Berkaitan dengan novel berjudul Sitti Nurbaya. Di zaman sekarang mungkin banyak yang belum tahu bagaimana kisah asli dalam cerita Sitti Nurbaya karya Marah Roesli. Walaupun cerita ini termasyhur dengan kisah kasih tak sampai antara Nurbaya dengan SamsulBahri juga perjodohan Nurbaya dengan seorang saudagar kaya bernama Datuk Meringgih. Tetapi apakah benar bahwa seorang gadis berhati baik bernama Nurbaya tega mengkhianati kekasihnya dan bersedia menerima perjodohan itu dengan suka hati?
RESENSI NOVEL
Sitti Nurbaya adalah novel roman karya Marah Roesli yang berceritakan tentang lika-liku yang dihadapi oleh Sam dan Nur sebagai pasangan kekasih. Novel ini disajikan dengan bahasa Melayu dan memiliki bahasan-bahasan menarik dalam setiap bab nya. Sebagaimana novel roman lainnya yang berceritakan tentang pemuda-pemudi dimabuk asmara. Dalam novel Sitti Nurbaya ini, pengarang membubuhi kisah cinta antara Sam dan Nur dengan berbagai konflik yang timbul setelahnya. Selain itu, pengarang juga sukses mengkritik adat istiadat yang dianggap melanggar hak asasi manusia namun masih berlaku di Padang pada saat itu.

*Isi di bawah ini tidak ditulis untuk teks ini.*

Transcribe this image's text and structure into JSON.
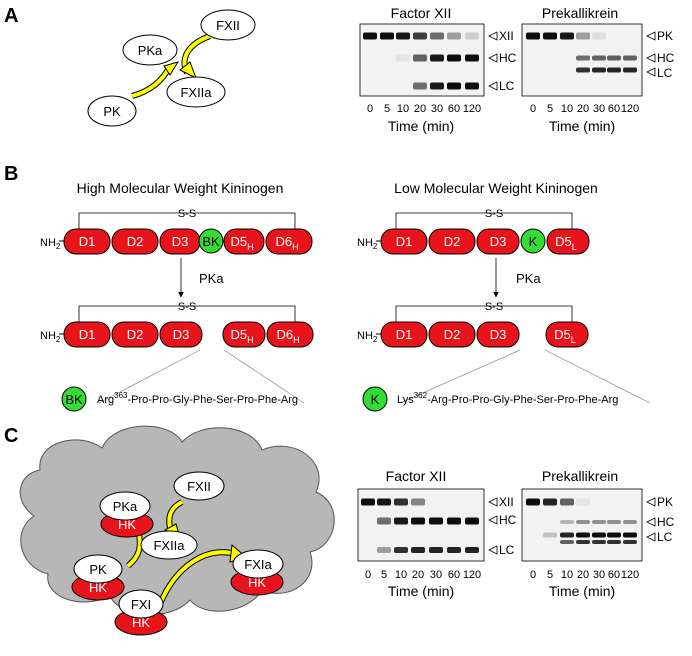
{
  "panels": {
    "A": {
      "letter": "A",
      "cycle": {
        "pka": "PKa",
        "fxii": "FXII",
        "pk": "PK",
        "fxiia": "FXIIa"
      },
      "gel_fxii": {
        "title": "Factor XII",
        "lanes": [
          "0",
          "5",
          "10",
          "20",
          "30",
          "60",
          "120"
        ],
        "xlabel": "Time (min)",
        "bands": [
          "XII",
          "HC",
          "LC"
        ]
      },
      "gel_pk": {
        "title": "Prekallikrein",
        "lanes": [
          "0",
          "5",
          "10",
          "20",
          "30",
          "60",
          "120"
        ],
        "xlabel": "Time (min)",
        "bands": [
          "PK",
          "HC",
          "LC"
        ]
      }
    },
    "B": {
      "letter": "B",
      "hk": {
        "title": "High Molecular Weight Kininogen",
        "ss": "S-S",
        "nh2": "NH",
        "nh2_sub": "2",
        "d1": "D1",
        "d2": "D2",
        "d3": "D3",
        "bk": "BK",
        "d5": "D5",
        "d5_sub": "H",
        "d6": "D6",
        "d6_sub": "H",
        "enzyme": "PKa",
        "pep_label": "BK",
        "pep_start": "Arg",
        "pep_sup": "363",
        "pep_rest": "-Pro-Pro-Gly-Phe-Ser-Pro-Phe-Arg"
      },
      "lk": {
        "title": "Low Molecular Weight Kininogen",
        "ss": "S-S",
        "nh2": "NH",
        "nh2_sub": "2",
        "d1": "D1",
        "d2": "D2",
        "d3": "D3",
        "k": "K",
        "d5": "D5",
        "d5_sub": "L",
        "enzyme": "PKa",
        "pep_label": "K",
        "pep_start": "Lys",
        "pep_sup": "362",
        "pep_rest": "-Arg-Pro-Pro-Gly-Phe-Ser-Pro-Phe-Arg"
      }
    },
    "C": {
      "letter": "C",
      "cloud": {
        "pka": "PKa",
        "hk": "HK",
        "fxii": "FXII",
        "fxiia": "FXIIa",
        "pk": "PK",
        "fxi": "FXI",
        "fxia": "FXIa"
      },
      "gel_fxii": {
        "title": "Factor XII",
        "lanes": [
          "0",
          "5",
          "10",
          "20",
          "30",
          "60",
          "120"
        ],
        "xlabel": "Time (min)",
        "bands": [
          "XII",
          "HC",
          "LC"
        ]
      },
      "gel_pk": {
        "title": "Prekallikrein",
        "lanes": [
          "0",
          "5",
          "10",
          "20",
          "30",
          "60",
          "120"
        ],
        "xlabel": "Time (min)",
        "bands": [
          "PK",
          "HC",
          "LC"
        ]
      }
    }
  },
  "colors": {
    "domain_red": "#e8141b",
    "kinin_green": "#33dd33",
    "arrow_yellow": "#ffff00",
    "cloud_gray": "#b7b7b7"
  }
}
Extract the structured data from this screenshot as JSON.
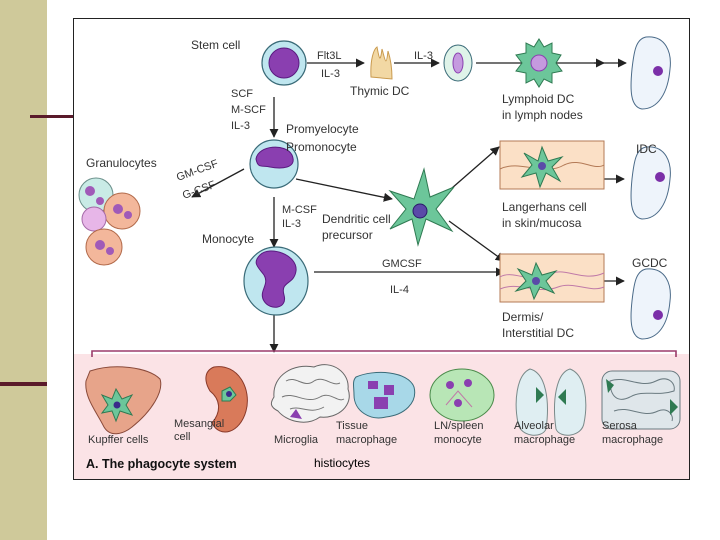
{
  "labels": {
    "stem_cell": "Stem cell",
    "flt3l": "Flt3L",
    "il3_a": "IL-3",
    "il3_b": "IL-3",
    "thymic_dc": "Thymic DC",
    "scf": "SCF",
    "mscf": "M-SCF",
    "il3_c": "IL-3",
    "promyelocyte": "Promyelocyte",
    "promonocyte": "Promonocyte",
    "granulocytes": "Granulocytes",
    "gmcsf": "GM-CSF",
    "gcsf": "G-CSF",
    "mcsf": "M-CSF",
    "il3_d": "IL-3",
    "monocyte": "Monocyte",
    "dc_precursor_1": "Dendritic cell",
    "dc_precursor_2": "precursor",
    "lymphoid_dc_1": "Lymphoid DC",
    "lymphoid_dc_2": "in lymph nodes",
    "idc": "IDC",
    "langerhans_1": "Langerhans cell",
    "langerhans_2": "in skin/mucosa",
    "gmcsf_b": "GMCSF",
    "il4": "IL-4",
    "gcdc": "GCDC",
    "dermis_1": "Dermis/",
    "dermis_2": "Interstitial DC",
    "kupffer": "Kupffer cells",
    "mesangial_1": "Mesangial",
    "mesangial_2": "cell",
    "microglia": "Microglia",
    "tissue_1": "Tissue",
    "tissue_2": "macrophage",
    "ln_1": "LN/spleen",
    "ln_2": "monocyte",
    "alveolar_1": "Alveolar",
    "alveolar_2": "macrophage",
    "serosa_1": "Serosa",
    "serosa_2": "macrophage",
    "caption": "A. The phagocyte system",
    "histiocytes": "histiocytes"
  },
  "colors": {
    "side_band": "#cfc99a",
    "accent_rule": "#5a1a2a",
    "bracket": "#9b3b6b",
    "bottom_band": "#fbe3e6",
    "cell_fill": "#bfe6ef",
    "nucleus": "#8a3fb0",
    "nucleus_light": "#c59adf",
    "dc_green": "#6cc69a"
  }
}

SamsulBahri atau lebih akrab dipanggil Samsu atau Sam merupakan tokoh utama dalam novel berjudul Sitti Nurbaya. Ia adalah anak seorang pejabat daerah bernama Sultan Mahmud. Ia berasal dari keluarga terpandang di Padang yang bercirikan seorang lelaki tampan dan berperingai baik. Sementara Sitti Nurbaya atau Nur sapaan akrab gadis ini, ia merupakan anak saudagar kaya raya bernama Baginda Sulaiman. Ia memiliki paras yang cantik jelita, berpenampilan menarik, dan tutur kata yang santun. Kedua tokoh tersebut yakni Samsu dan Nurbaya dikisahkan sebagai dua insan yang menjalin pertemanan cukup lama. Keduanya pun tumbuh menjadi remaja bersama sebagai teman bermain dan belajar. Hingga akhirnya, benih-benih cinta yang tanpa mereka sadari tumbuh dengan subur seiring berjalannya waktu.

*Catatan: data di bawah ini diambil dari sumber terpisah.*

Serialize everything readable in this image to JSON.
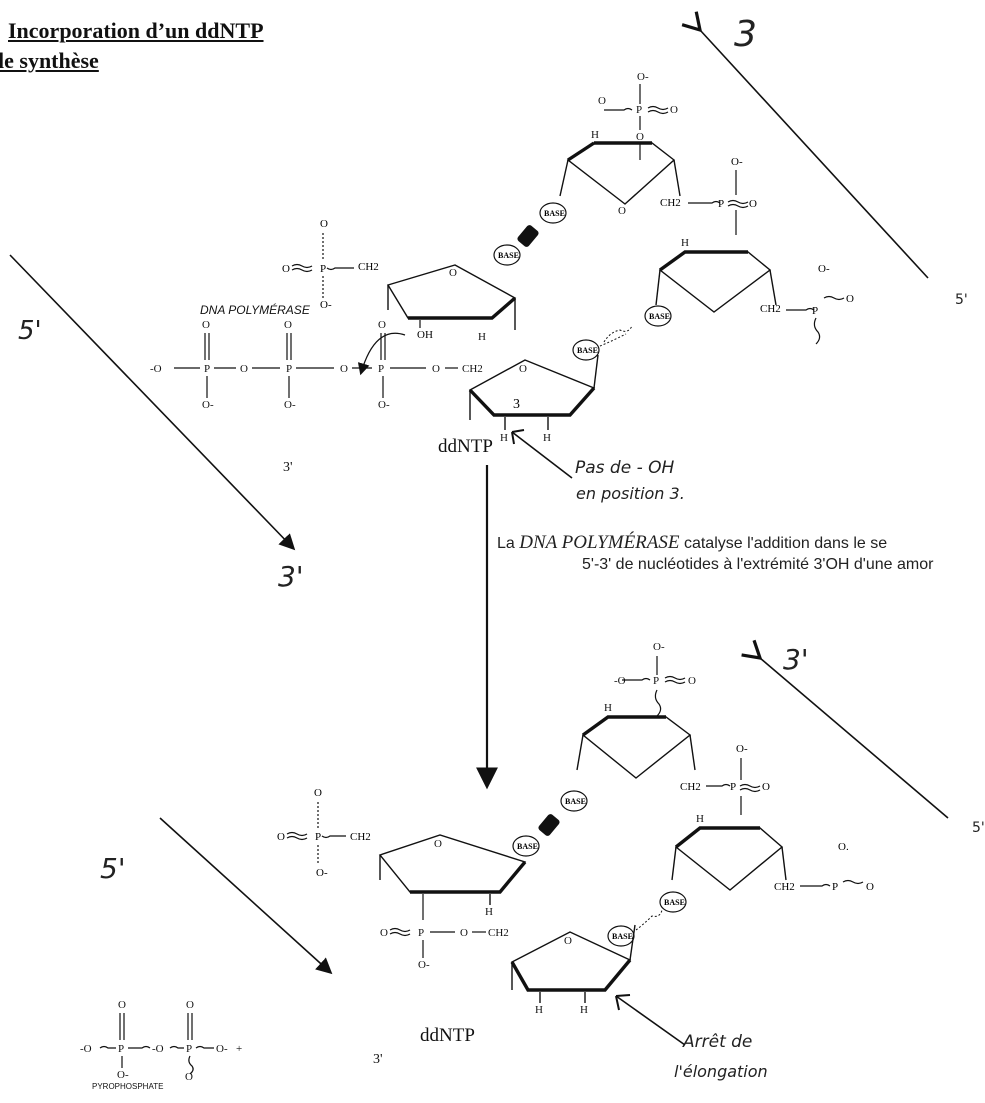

Tokoh utama lain yang dikenal dengan perilaku buruknya ialah Datuk Meringgih. Sang Datuk ini memiliki kekayaan yang melimpah ruah dan termasyhur di kalangan masyarakat saat itu. Akan tetapi, kekayaan tersebut tak membuatnya memiliki hati yang bersih dan dermawan. Dialah seorang saudagar yang kikir, tak suka memberi dan tamak. Siapa saja yang meminjam uang atau berhutang padanya, maka ia haruslah mengganti lebih pinjaman tersebut. Lebih dari itu, Sang Datuk memiliki penampilan fisik yang tak terlalu baik juga umur yang tak muda lagi. Namun, ia tetap memiliki wibawa dan pengaruh besar yang mampu membuat orang lain takut sehingga bersedia tunduk kepadanya.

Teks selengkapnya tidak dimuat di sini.